To create a botanical print, all you need are a few readily available ingredients and some simple tools. In this tutorial we’ll learn how to decorate paper using soy milk as a mordant.

What you need

  • Sheets of watercolour paper
  • Cooking string
  • A wooden or iron cylindrical object, for rolling up the printing sheets
  • Iron sulphate (1 teaspoon)
  • Leaves and/or flowers of your choosing
  • Soy milk without added sugar (500 ml) or a handful of dried soybeans
  • Water
  • A steel saucepan or steamer
  • A blender and a sieve (only if you’re making your own soy milk)
  • Rubber gloves
  • Two aluminium trays

Preparing the soy milk

To make your own soy milk, proceed as follows: take a handful of dried soy beans and soak them in water overnight. Blend the bean mixture, then strain it using a sieve covered with a tea towel. When most of the liquid has been drained, give the tea towel one last squeeze.

Put the soy mixture in the blender, adding a bit of water, then mix it and strain it again. Repeat this process a couple of times. The leftover pulp can be composted or buried in the garden. Alternatively, you can use ready-made soy milk that doesn’t have any added sugar.

Eco-printing on paper
Eco-printing on paper

Mordanting the paper

Poor the soy milk into an aluminium container and add a few pieces of paper. For thin or delicate paper, soak for several minutes. Softer paper, like watercolour paper, can be left for several hours. It’s preferable to mordant just a few sheets at a time, otherwise they’ll tend to stick together and won’t absorb the mordant properly. Use the paper immediately or leave it to dry for use later. The end result will vary depending on the strength of the mordant, the length of the mordanting process and the absorbency of the paper chosen.

Decorating the paper

Now it’s time to start eco-printing! Begin by placing your leaves and flowers on the paper as you see fit. The best plants are those rich in tannins, like maple, walnut, eucalyptus and chestnut, but it’s still possible to get great results with species that have a lower tannin content.

Preparing the iron sulphide

Once you’ve finished laying out your sheet, put on a pair of rubber gloves and dissolve a teaspoon of iron sulphate in a litre of water in an aluminium container. Soak a cloth in the solution, squeeze it hard and then place it over your composition, covering it with a few sheets of kitchen towel.

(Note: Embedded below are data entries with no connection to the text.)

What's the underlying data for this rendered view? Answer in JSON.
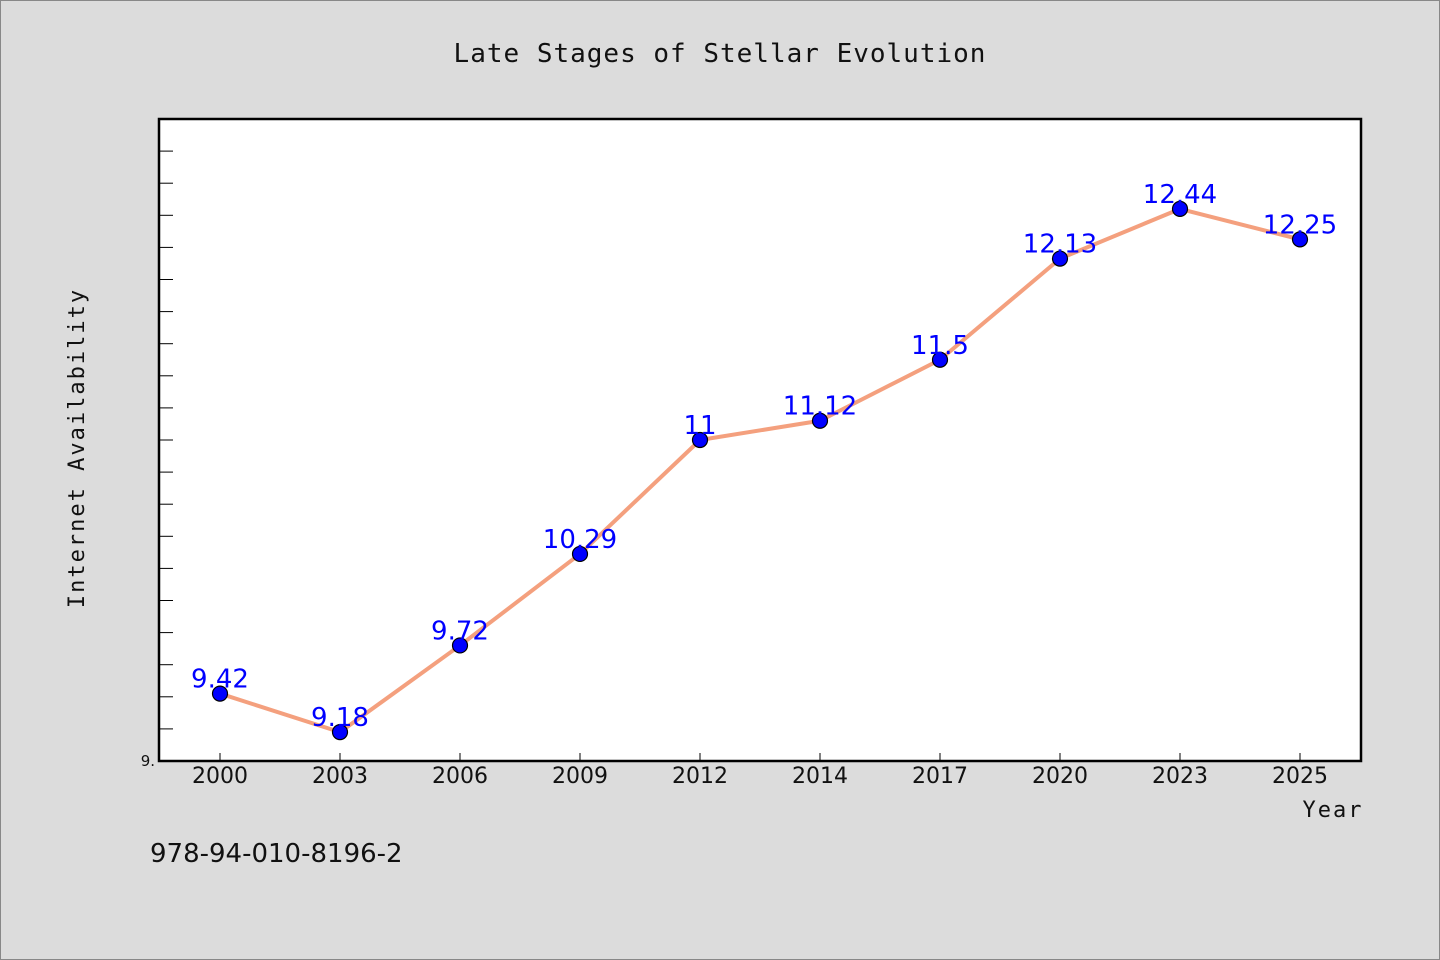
{
  "chart_data": {
    "type": "line",
    "title": "Late Stages of Stellar Evolution",
    "xlabel": "Year",
    "ylabel": "Internet Availability",
    "categories": [
      "2000",
      "2003",
      "2006",
      "2009",
      "2012",
      "2014",
      "2017",
      "2020",
      "2023",
      "2025"
    ],
    "series": [
      {
        "values": [
          9.42,
          9.18,
          9.72,
          10.29,
          11,
          11.12,
          11.5,
          12.13,
          12.44,
          12.25
        ],
        "data_labels": [
          "9.42",
          "9.18",
          "9.72",
          "10.29",
          "11",
          "11.12",
          "11.5",
          "12.13",
          "12.44",
          "12.25"
        ]
      }
    ],
    "ylim": [
      9.0,
      13.0
    ],
    "y_tick_labels": [
      "9."
    ],
    "grid": false,
    "legend": "none",
    "colors": {
      "line": "#f4a07e",
      "marker": "#0000ff",
      "data_label": "#0000ff",
      "background": "#dcdcdc",
      "plot_area": "#ffffff"
    }
  },
  "footer_text": "978-94-010-8196-2"
}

Now roll everything up using a wooden or iron cylindrical object, and tie it together using cooking string. Boil it for 90 minutes in a normal saucepan or steamer. Take out the roll and leave it to cool before opening it. Voilà! Your eco-print is ready!

How to use it

Paper decorated using eco-printing is a sophisticated handmade product, perfect for packaging eco-friendly items of various descriptions, from cosmetics produced with natural ingredients to sustainable craft products.

Alternatively, it can be used to make unique, premium gifts, like diaries, notebooks, photo albums, bookmarks, picture frames or paintings that showcase all of nature’s beauty.